La Joya ha ancora molto da dare al calcio italiano. E i numeri lo vedono, dopo appena 7 giornate, tra i leader del campionato. Innanzitutto, è il topscorer della sua formazione, con 3 reti. La Roma ha segnato “solo” 8 gol, avrebbe potuto farne molti di più. Nel ranking degli Expected Goals i giallorossi sono infatti al 1° posto con 14.8, hanno concretizzato quasi la metà del previsto. Non è un caso quindi che 4 giocatori di Mourinho siano nella top10 di Kickest delle big chance fallite, tra questi anche Dybala. L’argentino ha colpito 2 legni, trovandosi così 3° in questa particolare graduatoria. Secondo Fbref prova molte volte la conclusione: 3,84 tiri totali ogni 90 minuti (8°); 0.56 invece gli xG per partita (7°). Non cerca solo gioie personali, l’ex Juventus è molto importante anche per il lavoro che fa per i compagni. Negli xG assistiti ogni 90 minuti è 1° con 0.47. Un dato che si riflette anche sul numero assoluto di key passes: 19 (5°). La Roma era già senza di lui una squadra che creava tanto. La dirigenza ha aggiunto però questo tassello per aumentare la varietà delle soluzioni, come le giocate in campo aperto alle spalle di Abraham, e soprattutto per aggiungere qualità nelle assistenze e nei tentativi verso la porta. Bisogna poi considerare che Zaniolo è stato assente per 4 partite di campionato, e che Abraham e Pellegrini sono alla ricerca della miglior condizione. Dybala si è ritrovato quindi in poche settimane a dover trascinare la squadra. E lo ha fatto abbastanza bene. L’impressione è che possa essere ancora più incisivo, con il trascorrere delle settimane.

INTER, È UN RIMPIANTO

Di fronte alle prestazioni di Dybala in giallorosso, probabilmente qualcuno in viale della Liberazione a Milano si starà mangiando le mani.

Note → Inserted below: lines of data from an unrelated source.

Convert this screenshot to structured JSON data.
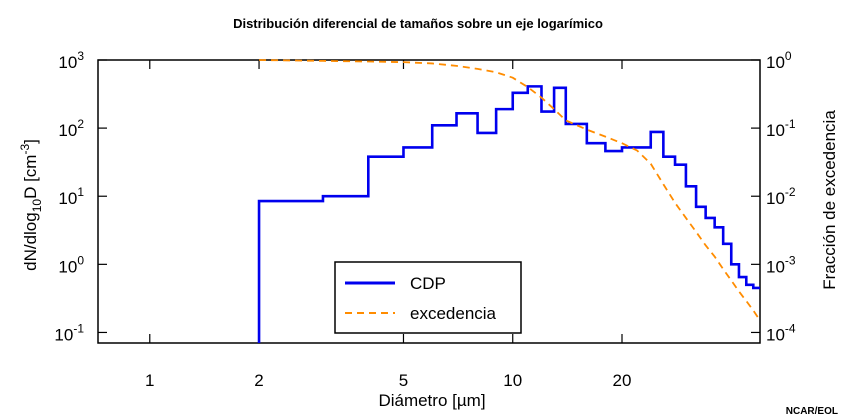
{
  "chart_data": {
    "type": "line",
    "title": "Distribución diferencial de tamaños sobre un eje logarímico",
    "xlabel": "Diámetro [µm]",
    "xlabel_pre": "Diámetro [",
    "xlabel_mu": "µ",
    "xlabel_post": "m]",
    "ylabel_left": "dN/dlog10D [cm-3]",
    "ylabel_left_parts": {
      "base": "dN/dlog",
      "sub": "10",
      "mid": "D [cm",
      "sup": "-3",
      "end": "]"
    },
    "ylabel_right": "Fracción de excedencia",
    "x_scale": "log",
    "y_scale": "log",
    "y2_scale": "log",
    "xlim": [
      0.72,
      48
    ],
    "ylim": [
      0.07,
      1000
    ],
    "y2lim": [
      7e-05,
      1
    ],
    "x_ticks": [
      1,
      2,
      5,
      10,
      20
    ],
    "x_ticklabels": [
      "1",
      "2",
      "5",
      "10",
      "20"
    ],
    "y_ticks": [
      {
        "value": 1000,
        "base": "10",
        "exp": "3"
      },
      {
        "value": 100,
        "base": "10",
        "exp": "2"
      },
      {
        "value": 10,
        "base": "10",
        "exp": "1"
      },
      {
        "value": 1,
        "base": "10",
        "exp": "0"
      },
      {
        "value": 0.1,
        "base": "10",
        "exp": "-1"
      }
    ],
    "y2_ticks": [
      {
        "value": 1,
        "base": "10",
        "exp": "0"
      },
      {
        "value": 0.1,
        "base": "10",
        "exp": "-1"
      },
      {
        "value": 0.01,
        "base": "10",
        "exp": "-2"
      },
      {
        "value": 0.001,
        "base": "10",
        "exp": "-3"
      },
      {
        "value": 0.0001,
        "base": "10",
        "exp": "-4"
      }
    ],
    "grid": false,
    "legend_position": "bottom-center",
    "series": [
      {
        "name": "CDP",
        "style": "step",
        "axis": "left",
        "color": "#0000ee",
        "bin_edges": [
          2,
          3,
          4,
          5,
          6,
          7,
          8,
          9,
          10,
          11,
          12,
          13,
          14,
          16,
          18,
          20,
          22,
          24,
          26,
          28,
          30,
          32,
          34,
          36,
          38,
          40,
          42,
          44,
          46,
          48
        ],
        "values": [
          8.5,
          10,
          38,
          52,
          110,
          165,
          85,
          190,
          330,
          410,
          175,
          390,
          115,
          60,
          46,
          52,
          52,
          88,
          38,
          29,
          14,
          7,
          4.8,
          3.5,
          2,
          1,
          0.65,
          0.5,
          0.45
        ]
      },
      {
        "name": "excedencia",
        "style": "dashed",
        "axis": "right",
        "color": "#ff8c00",
        "x": [
          2,
          3,
          4,
          5,
          6,
          7,
          8,
          9,
          10,
          11,
          12,
          13,
          14,
          16,
          18,
          20,
          22,
          24,
          26,
          28,
          30,
          32,
          34,
          36,
          38,
          40,
          42,
          44,
          46,
          48
        ],
        "y": [
          1.0,
          0.97,
          0.95,
          0.93,
          0.89,
          0.82,
          0.74,
          0.66,
          0.55,
          0.4,
          0.28,
          0.19,
          0.13,
          0.095,
          0.075,
          0.06,
          0.047,
          0.03,
          0.015,
          0.008,
          0.0048,
          0.003,
          0.0019,
          0.0013,
          0.00085,
          0.00058,
          0.0004,
          0.00029,
          0.00021,
          0.00015
        ]
      }
    ]
  },
  "legend": {
    "items": [
      {
        "label": "CDP",
        "color": "#0000ee",
        "dash": false
      },
      {
        "label": "excedencia",
        "color": "#ff8c00",
        "dash": true
      }
    ]
  },
  "credit": "NCAR/EOL"
}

Per tanti motivi. In primis, il giocatore della Roma ha disputato tutte le partite, tranne l’ultima contro l’Atalanta. Probabilmente non ci avrebbe creduto nessuno mesi fa. L’Inter addirittura gli aveva proposto un contratto con bonus sul numero di presenze, come a voler far capire che in fondo non si fidavano troppo della sua tenuta fisica. Invece si è dimostrato affidabile, Mourinho lo ha anche un po’ gestito: spesso lo ha sostituito, in un match di Europa League lo ha fatto entrare dalla panchina. Adesso è alle prese con un problema muscolare, per cui ha saltato l’Atalanta e le partite della Nazionale, e per il quale rischia di non giocare il match contro l’Inter dal 1’. Dovrebbe però essere soltanto un acciacco.

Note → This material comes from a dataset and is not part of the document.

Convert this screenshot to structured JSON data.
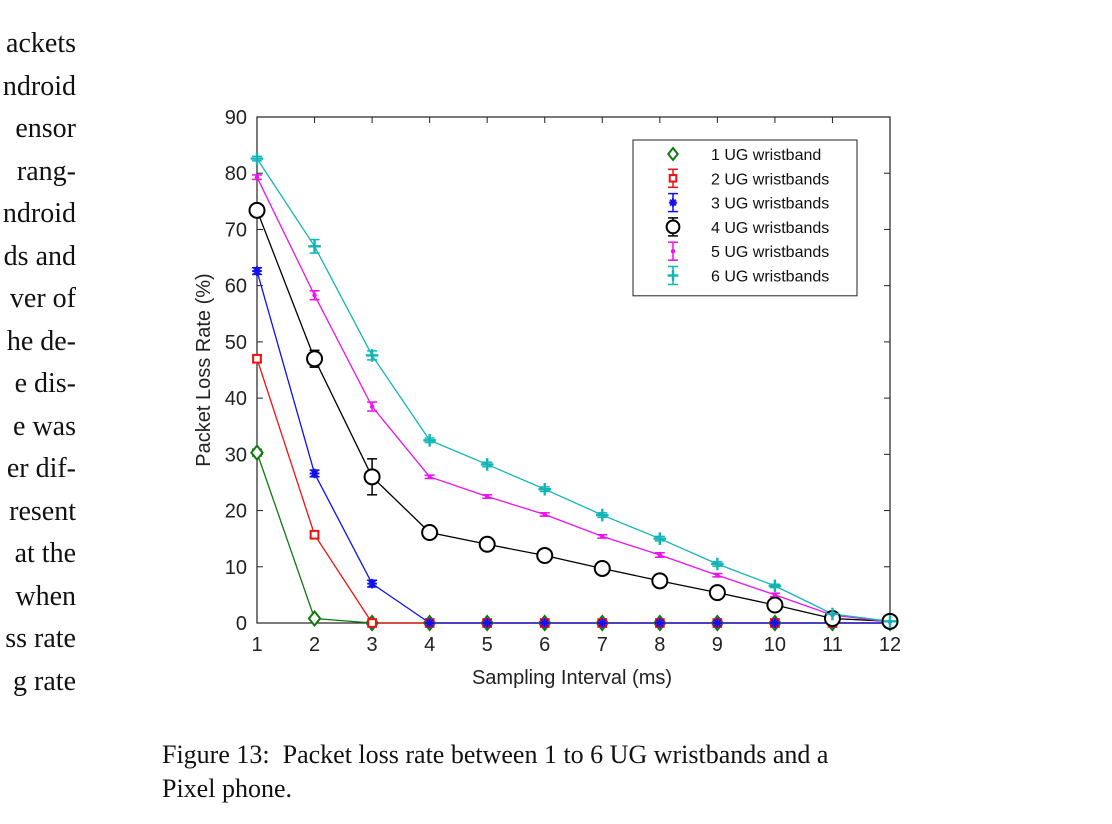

Se si guarda poi al diretto confronto con Lukaku, che è stato preferito dalla dirigenza dell’Inter a Dybala, al momento i nerazzurri non possono essere soddisfatti. Il belga, arrivato per riportare la squadra a livelli altissimi, dopo un gol al Lecce e un assist contro lo Spezia, è stato impalpabile nel ko all’Olimpico contro la Lazio, e successivamente si è fermato per infortunio. Risentimento muscolare che lo ha tenuto lontano dal campo per 6 partite (Cremonese, Milan, Bayern, Torino, Viktoria Plzen, Udinese). E potrebbero diventare ancora di più, visto che è quasi esclusa la sua presenza nella gara di sabato contro la Roma ed è in forte dubbio per quella di martedì contro il Barcellona. Simone Inzaghi sta attendendo impaziente il ritorno del suo centravanti, che potrebbe essere una delle soluzioni alla crisi di risultati dell’ultimo periodo. Senza di lui, 3 vittorie e ben 3 sconfitte.
Infine, se si guarda alla formazione dell’Inter, anche contando Lukaku, resta l’impressione che Dybala avrebbe fatto comodo. Con l’addio di Perisic, questa squadra ha perso imprevedibilità e colpi di classe, ed è apparsa, almeno nelle prime giornate, un po’ monotematica ed appesa alle invenzioni di Barella e Brozovic in fase creativa. L’argentino avrebbe forse risolto alcune delle partite che si son messe sul binario sbagliato.